Ja, es ist ein mega aufpoliertes Album. "Empty Threat" mit seiner Überdosis an Van Halen-Keyboards ist hervorzuheben oder "Make Them Gold". "High Enough To Carry You Over" ist der Song, den Justin Bieber gerne geschrieben hätte. Ecken und Kanten findet man in den eigenen vier Wänden, denn die Chvrches machen Pop. Und lieber Pop von einer feministisch aufgeklärten Band, mit der man sich über mehr unterhalten kann als nur über gebleichte Zähne, als Pop aus der Kaugummi-Fabrik.

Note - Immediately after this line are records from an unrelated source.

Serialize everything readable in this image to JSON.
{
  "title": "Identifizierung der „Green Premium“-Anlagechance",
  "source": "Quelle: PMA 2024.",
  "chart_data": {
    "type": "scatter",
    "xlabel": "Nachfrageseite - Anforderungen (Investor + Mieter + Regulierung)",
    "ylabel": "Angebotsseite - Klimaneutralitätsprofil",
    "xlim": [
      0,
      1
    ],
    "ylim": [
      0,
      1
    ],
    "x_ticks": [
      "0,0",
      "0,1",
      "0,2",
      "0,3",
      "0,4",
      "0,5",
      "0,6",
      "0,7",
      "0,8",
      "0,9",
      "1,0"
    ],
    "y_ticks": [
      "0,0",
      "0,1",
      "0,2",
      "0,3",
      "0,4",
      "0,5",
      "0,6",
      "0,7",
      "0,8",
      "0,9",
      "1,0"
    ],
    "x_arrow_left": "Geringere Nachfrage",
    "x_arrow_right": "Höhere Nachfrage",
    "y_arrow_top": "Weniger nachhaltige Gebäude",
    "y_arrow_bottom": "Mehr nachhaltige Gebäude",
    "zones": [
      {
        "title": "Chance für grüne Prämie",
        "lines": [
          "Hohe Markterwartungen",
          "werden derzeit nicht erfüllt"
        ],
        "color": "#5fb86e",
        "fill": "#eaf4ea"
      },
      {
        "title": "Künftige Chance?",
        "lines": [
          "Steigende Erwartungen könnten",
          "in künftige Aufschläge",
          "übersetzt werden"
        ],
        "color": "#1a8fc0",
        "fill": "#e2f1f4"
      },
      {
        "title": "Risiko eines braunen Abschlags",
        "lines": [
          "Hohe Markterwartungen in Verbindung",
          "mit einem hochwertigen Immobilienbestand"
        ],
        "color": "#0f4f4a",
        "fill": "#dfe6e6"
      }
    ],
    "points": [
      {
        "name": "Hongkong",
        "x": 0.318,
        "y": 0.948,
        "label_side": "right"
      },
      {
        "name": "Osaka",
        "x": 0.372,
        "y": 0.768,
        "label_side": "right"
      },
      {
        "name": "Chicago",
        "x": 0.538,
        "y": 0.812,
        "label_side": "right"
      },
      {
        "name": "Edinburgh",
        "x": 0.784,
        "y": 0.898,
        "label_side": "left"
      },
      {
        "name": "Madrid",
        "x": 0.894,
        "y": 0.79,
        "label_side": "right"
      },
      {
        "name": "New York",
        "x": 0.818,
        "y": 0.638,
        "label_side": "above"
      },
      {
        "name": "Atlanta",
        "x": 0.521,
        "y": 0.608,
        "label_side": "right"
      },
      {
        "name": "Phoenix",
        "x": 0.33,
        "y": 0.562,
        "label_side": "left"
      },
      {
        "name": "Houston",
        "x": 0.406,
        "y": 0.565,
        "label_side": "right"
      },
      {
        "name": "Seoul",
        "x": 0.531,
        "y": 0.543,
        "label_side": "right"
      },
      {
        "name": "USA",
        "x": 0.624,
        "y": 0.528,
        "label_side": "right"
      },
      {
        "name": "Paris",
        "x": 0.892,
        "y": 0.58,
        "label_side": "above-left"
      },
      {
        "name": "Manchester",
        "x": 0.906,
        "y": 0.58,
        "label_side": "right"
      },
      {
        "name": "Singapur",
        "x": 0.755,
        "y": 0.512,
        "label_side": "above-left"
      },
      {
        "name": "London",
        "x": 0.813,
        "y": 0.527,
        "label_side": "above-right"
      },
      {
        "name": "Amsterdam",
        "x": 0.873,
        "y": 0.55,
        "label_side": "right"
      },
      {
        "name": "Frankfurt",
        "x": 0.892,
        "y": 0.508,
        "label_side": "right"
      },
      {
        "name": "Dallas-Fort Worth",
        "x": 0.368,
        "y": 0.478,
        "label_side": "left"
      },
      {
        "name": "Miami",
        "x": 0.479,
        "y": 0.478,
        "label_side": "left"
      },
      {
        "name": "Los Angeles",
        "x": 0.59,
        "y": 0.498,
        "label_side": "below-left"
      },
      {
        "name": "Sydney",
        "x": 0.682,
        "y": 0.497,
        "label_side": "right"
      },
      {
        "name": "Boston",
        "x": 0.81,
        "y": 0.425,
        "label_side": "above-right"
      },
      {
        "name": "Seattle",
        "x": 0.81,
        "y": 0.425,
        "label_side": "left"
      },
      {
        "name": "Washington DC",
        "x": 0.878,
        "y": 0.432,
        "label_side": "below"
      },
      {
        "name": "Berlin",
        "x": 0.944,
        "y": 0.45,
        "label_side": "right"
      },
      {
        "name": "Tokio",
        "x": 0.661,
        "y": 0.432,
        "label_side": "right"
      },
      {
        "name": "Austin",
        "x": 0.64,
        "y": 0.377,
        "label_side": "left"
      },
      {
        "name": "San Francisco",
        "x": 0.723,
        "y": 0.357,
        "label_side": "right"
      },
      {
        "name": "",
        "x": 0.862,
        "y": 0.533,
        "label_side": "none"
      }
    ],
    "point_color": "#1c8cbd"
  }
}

Man könnte sagen, dass sich fast jeder Song auf "Every Open Eye" um verschiedene Stadien des Zusammenlebens dreht. Mit besonderem Fokus auf das Abschiednehmen. Auf das sich Stärken für die nächste Person, die um die Ecke kommt und vielleicht weniger Enttäuschung und mehr Liebe und Akzeptanz anzubieten hat. Wie in jedem guten Popsong geht es darum, diese Person nicht mehr loszulassen, wenn man sie gefunden hat. Oder sich einfach laut vor zu singen: "You'll meet me, you'll meet me."